Celebrities in our midst

Several chess bloggers, because of their chess exploits elsewhere, come to the blogosphere with built in cache and name recognition. GMs Polgar and Ashley, and Dennis Monokroussos come immediately to mind. The rest of us, through our own initiative, chose to emerge from the general masses ... or so I thought.

Yesterday I discovered that sporadic chess blogger Rich Tong (listed under other chess blogs as Rich Tong On Chess) is also an individual of some note. He was profiled (along with several others) in a Sunday New York Times article entitled "The Microsoft Millionaires Come of Age." Since the New York Times restricts their links after a couple of days, I've reprinted the relevant section below:
RICH TONG said he knew that it was time to leave Microsoft when he made a presentation to its chief executive, Steve Ballmer, and was no longer scared. "I realized that if I could confidently tell him how I thought the company should be organized, then I was qualified to run my own business," Mr. Tong said. In his 12 years there, he led several marketing teams. One helped raise sales of Windows to about $400 million a year, from $50 million, in two years.
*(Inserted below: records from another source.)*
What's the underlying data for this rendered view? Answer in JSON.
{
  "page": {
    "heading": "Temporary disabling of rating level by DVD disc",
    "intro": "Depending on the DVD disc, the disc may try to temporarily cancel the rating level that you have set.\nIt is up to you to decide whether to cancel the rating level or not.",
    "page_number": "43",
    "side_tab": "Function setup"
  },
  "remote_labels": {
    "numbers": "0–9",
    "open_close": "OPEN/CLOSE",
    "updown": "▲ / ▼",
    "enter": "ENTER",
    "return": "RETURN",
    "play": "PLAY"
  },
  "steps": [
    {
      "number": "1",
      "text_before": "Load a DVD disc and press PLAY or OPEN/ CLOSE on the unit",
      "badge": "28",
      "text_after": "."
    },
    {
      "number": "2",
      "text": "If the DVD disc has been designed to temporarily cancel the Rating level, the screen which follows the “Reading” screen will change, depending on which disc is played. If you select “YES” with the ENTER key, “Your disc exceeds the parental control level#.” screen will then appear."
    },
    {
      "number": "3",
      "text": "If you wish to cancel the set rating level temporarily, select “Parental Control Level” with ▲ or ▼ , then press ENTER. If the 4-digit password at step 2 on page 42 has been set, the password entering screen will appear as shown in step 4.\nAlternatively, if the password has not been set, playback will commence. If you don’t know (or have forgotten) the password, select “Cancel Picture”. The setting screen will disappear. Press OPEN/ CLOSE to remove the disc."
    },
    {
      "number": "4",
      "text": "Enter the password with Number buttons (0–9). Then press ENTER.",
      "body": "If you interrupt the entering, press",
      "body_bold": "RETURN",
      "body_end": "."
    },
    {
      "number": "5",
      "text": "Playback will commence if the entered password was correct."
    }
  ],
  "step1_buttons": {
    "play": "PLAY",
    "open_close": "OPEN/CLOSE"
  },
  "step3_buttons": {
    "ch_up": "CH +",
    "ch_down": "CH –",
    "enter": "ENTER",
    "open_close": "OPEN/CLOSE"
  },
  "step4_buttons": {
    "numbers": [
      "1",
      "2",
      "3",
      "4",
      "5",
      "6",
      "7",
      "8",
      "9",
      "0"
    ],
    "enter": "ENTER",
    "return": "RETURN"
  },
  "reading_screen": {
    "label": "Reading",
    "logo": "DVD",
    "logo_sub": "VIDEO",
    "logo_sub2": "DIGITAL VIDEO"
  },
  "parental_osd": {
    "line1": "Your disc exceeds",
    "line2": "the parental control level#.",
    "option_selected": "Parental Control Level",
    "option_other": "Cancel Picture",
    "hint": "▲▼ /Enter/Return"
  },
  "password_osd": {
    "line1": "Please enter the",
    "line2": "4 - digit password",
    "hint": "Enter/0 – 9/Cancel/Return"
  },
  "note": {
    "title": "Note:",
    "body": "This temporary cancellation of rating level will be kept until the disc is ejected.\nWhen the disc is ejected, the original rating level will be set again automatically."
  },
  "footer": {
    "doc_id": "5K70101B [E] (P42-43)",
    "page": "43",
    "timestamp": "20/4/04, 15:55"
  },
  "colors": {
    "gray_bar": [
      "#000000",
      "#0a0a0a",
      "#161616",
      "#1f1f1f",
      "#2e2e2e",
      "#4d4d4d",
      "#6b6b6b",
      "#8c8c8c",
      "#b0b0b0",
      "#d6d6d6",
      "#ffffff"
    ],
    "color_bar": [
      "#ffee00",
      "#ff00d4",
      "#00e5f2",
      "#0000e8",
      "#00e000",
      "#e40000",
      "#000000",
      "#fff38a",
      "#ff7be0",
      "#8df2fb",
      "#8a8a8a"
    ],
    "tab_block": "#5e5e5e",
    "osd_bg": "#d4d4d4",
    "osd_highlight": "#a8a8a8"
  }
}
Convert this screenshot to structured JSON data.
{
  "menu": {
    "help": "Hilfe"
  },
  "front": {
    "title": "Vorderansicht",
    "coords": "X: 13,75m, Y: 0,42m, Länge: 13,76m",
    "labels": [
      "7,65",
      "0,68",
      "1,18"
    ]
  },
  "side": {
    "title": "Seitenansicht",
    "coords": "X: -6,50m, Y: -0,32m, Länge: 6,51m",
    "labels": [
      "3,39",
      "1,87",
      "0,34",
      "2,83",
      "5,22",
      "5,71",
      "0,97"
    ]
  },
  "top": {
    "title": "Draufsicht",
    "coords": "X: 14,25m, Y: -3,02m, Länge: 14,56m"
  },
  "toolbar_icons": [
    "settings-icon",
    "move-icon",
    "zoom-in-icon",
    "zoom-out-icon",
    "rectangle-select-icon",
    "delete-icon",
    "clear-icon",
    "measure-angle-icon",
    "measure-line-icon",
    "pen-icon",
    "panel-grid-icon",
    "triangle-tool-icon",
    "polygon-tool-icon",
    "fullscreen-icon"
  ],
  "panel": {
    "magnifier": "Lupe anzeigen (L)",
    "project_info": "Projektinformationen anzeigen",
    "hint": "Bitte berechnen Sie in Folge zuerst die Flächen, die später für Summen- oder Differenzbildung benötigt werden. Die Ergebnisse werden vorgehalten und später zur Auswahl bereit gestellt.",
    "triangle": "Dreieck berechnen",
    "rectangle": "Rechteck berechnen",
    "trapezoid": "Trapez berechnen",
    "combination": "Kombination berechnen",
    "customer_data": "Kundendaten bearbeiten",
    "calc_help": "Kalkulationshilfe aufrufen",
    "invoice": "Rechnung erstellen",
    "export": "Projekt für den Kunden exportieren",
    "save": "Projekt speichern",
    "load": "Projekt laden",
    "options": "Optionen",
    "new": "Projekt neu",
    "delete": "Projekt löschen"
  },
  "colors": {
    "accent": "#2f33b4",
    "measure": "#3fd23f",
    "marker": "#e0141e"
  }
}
After quitting Microsoft, he devoted himself and his capital to Ignition Partners, a venture capital firm he said he founded with five other "young retirees" from Microsoft and McCaw Cellular. "The six of us didn't have any V.C. experience at all," he recalled, "so if we didn't put our own money on the line, no one else would trust us with theirs."

The firm, which has about $750 million under management, has attracted well-known investors including Harvard and General Motors. It has also drawn some well-known partners, most recently John Connors, who retired as Microsoft's chief financial officer in March.

"Great people who have just left Microsoft or Amazon come to us and say: 'I'm ready for something new and fun. What have you got going?' " Mr. Tong said.